To reduce the risk of fire, my yoga mat also contains organophosphate flame retardants, or PFRs. But PFRs carry their own risks: a study published in 2017 in the journal Environmental Health Perspectives, for example, concluded that exposure to PFRs affects fertility. The researchers followed 211 women who went to Massachusetts General Hospital to be evaluated for in vitro fertilization. The researchers checked the women’s urine for metabolized PFRs and found that those who had the highest amount of two specific metabolites, DPHP and ip-PPP, in their urine were 10% less likely to achieve fertilization, 31% less likely to have an embryo successfully implanted in their uteruses, and 41% less likely to achieve pregnancy, compared to those who had significantly lower levels of those metabolites in their urine.

So does that mean that using my yoga mat would affect my chances of having a successful pregnancy?

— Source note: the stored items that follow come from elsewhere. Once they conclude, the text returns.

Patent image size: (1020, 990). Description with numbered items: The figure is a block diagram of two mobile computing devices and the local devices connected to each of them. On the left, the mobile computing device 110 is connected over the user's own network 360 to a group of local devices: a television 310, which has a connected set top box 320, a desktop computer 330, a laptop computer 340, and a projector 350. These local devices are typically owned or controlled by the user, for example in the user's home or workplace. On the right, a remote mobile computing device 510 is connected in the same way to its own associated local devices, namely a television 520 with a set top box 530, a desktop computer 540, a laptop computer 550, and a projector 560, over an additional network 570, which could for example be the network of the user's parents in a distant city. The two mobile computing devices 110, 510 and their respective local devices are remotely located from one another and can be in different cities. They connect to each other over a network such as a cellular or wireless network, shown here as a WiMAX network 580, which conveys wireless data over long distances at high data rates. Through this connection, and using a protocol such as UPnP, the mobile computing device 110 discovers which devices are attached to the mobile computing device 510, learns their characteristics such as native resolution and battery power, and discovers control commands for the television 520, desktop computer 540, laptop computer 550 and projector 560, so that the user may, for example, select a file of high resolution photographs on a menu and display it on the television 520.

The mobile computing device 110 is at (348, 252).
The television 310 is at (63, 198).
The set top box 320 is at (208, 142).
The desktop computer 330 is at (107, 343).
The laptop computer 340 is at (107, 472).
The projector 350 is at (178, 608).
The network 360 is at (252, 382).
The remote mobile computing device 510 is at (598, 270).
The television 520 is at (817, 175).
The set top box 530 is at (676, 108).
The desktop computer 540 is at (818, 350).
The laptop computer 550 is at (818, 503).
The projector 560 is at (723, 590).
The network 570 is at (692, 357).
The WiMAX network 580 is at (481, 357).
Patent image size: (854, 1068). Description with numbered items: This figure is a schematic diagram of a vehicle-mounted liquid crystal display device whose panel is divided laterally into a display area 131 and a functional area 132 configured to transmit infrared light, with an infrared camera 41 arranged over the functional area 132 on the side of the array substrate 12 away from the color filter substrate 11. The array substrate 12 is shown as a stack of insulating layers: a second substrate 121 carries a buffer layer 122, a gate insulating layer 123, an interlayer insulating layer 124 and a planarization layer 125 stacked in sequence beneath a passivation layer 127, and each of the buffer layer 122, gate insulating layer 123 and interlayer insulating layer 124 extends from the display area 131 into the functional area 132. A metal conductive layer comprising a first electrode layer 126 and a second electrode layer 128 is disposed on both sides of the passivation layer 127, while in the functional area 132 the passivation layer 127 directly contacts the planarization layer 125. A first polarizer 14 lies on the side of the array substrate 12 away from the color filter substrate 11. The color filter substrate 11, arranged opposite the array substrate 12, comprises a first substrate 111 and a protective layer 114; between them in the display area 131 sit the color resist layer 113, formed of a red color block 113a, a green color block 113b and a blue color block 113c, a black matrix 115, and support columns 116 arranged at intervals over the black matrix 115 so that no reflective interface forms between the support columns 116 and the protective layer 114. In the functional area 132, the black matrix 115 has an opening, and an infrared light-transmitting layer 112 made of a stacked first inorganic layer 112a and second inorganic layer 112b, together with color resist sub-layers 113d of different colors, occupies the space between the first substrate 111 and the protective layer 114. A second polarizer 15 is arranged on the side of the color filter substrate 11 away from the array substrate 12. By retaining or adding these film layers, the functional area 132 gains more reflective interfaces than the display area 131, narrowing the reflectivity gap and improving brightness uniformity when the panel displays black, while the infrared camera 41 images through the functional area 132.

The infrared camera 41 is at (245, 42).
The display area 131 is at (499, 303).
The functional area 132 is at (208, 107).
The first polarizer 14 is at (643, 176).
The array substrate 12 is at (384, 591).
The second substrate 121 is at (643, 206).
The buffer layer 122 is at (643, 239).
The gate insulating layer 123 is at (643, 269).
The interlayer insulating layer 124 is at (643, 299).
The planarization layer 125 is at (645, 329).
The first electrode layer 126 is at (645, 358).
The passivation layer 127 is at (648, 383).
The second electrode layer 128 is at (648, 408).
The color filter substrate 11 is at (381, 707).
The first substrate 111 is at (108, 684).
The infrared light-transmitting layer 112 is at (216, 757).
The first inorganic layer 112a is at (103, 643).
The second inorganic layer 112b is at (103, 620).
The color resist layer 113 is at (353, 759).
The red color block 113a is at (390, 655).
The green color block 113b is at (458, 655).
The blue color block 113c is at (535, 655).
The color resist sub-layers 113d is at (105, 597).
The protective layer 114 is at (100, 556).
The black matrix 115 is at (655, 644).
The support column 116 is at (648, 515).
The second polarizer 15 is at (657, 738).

There’s no way to know, because the Massachusetts study did not attempt to determine PFR exposure levels for people who used various products that contained the retardant, according to an article by Dr. Bruce Lee, an internal medicine physician and professor at the City University of New York who was not involved with the study.

What does seem clear is that PFR molecules are so common in the air that eliminating one source of them — such as my yoga mat — might not affect my overall exposure very much, according to another study.

So, what’s the takeaway from this exploration of the potential hazards of my yoga mat? My conclusion is that while the risks seem to be pretty low, the experts know enough to be concerned — and that there is still a huge amount of uncertainty due to gaps in the data and the fact that because controlled experiments on rodents in laboratories aren’t comparable to human risks in the real world.

That uncertainty is why many environmental groups advocate for a precautionary approach that promotes safer alternative products, just in case. “Listen: chances are, it’s not going to make you sick in the near term,” says Schade. “We’re not saying throw away your yoga mat. But it’s contributing to exposure to chemicals that over time could maybe pose a risk to your health.”

In the end, I decided to take the yoga mat back to Marshalls and return it. I ended up purchasing a yoga mat made entirely out of cork online. It’s four times the price of my PVC yoga mat, but without the scary warning label, meditating won’t, counterproductively, stress me out.